Truly a beautiful place, with a serene atmosphere. Apparently it was peak season, but even then it felt like there was really no-one around compared to all the other touristy towns I have been in. My mood was helped a lot by getting in my morning exercise and meditation, then getting up early to wander the main street and see the incredibly photogenic old town and wats (temples), then on to the river, and vegetable gardens. And later on to the markets etc. The combination of French colonial and buddhist-inspired Laos architecture set amongst a spacious and tuk-tuk free town centre was quite enchanting.

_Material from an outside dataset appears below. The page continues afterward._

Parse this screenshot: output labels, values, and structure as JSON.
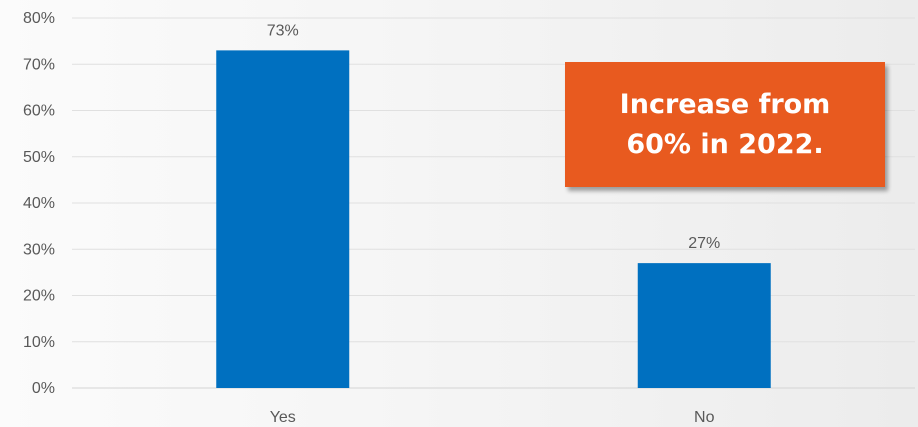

In the evening I climbed atop the hill in the centre of town to watch the sun set with other sun-worshipping tourists (many of them Australian). I say sun-worshipping because it was remarkably similar to a religious ceremony. Dozens of people, crowded closely, holding and staring at objects above their head, then drawing the object down to look closely at it. I wasn’t the only one who thought it was funny, or thought it even funnier when most people left before the sunset actually started to get really good.

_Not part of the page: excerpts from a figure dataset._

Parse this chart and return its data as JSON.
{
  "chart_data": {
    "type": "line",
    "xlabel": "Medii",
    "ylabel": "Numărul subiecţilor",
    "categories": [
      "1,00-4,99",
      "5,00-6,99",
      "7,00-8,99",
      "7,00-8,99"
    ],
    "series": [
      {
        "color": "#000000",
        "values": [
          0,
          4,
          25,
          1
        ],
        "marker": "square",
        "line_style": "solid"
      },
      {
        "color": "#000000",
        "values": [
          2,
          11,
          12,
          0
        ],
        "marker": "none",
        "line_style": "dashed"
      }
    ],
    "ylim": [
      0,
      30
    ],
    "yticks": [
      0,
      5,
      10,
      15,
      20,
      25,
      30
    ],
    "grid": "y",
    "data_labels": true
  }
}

A delicious evening meal at the night markets, good nights sleep, meditation and exercise then indulgent (expensive) bowl of muesli and yoghurt for breakfast followed. The muesli was a bit disappointing, so I stopped at a street stall for a local omelette, which once again proved the locals eat where they do for good reasons. The real highlight of this day was exploring the two cultural exhibitions which should have really been my first port of call. One, led by a French couple who seem to be driving much of the town’s sustainable development (and who own one of the fancier bars and bookshop), was an amazing example of how to educate tourists and ensure they have a great time. It contained exhibits and advice on everything from local customs, to food, to how to choose products that are really made in pre-industrial Laos (not factories in China, or Thailand). The second cultural exhibit (an ethnology museum) contained more costumes of local minority people, and was actually useful in helping me understand some of what I saw in southern Yunnan, in Yuangyang.
Actually, the main thing I remember after perusing both exhibits was wanting to scream at some of the younger, Australian males in the night-time souvenir markets “don’t buy that fucking beer shirt you ignorant f*&@wit“. Beer shirts are not made in Laos, even if the beer is, and are such a crap choice of memorobilia from a place with such an incredible diversity of crafts, ethnicities, history and natural beauty. Seriously, a bloody disgrace.
I had booked a massage (very popular for tourists here) at the local Red Cross (proceeds to charity), which was nice, but didn’t quitte hit the spot (I’d been hanging out for one for months!), then headed to catch the bus towards Thailand.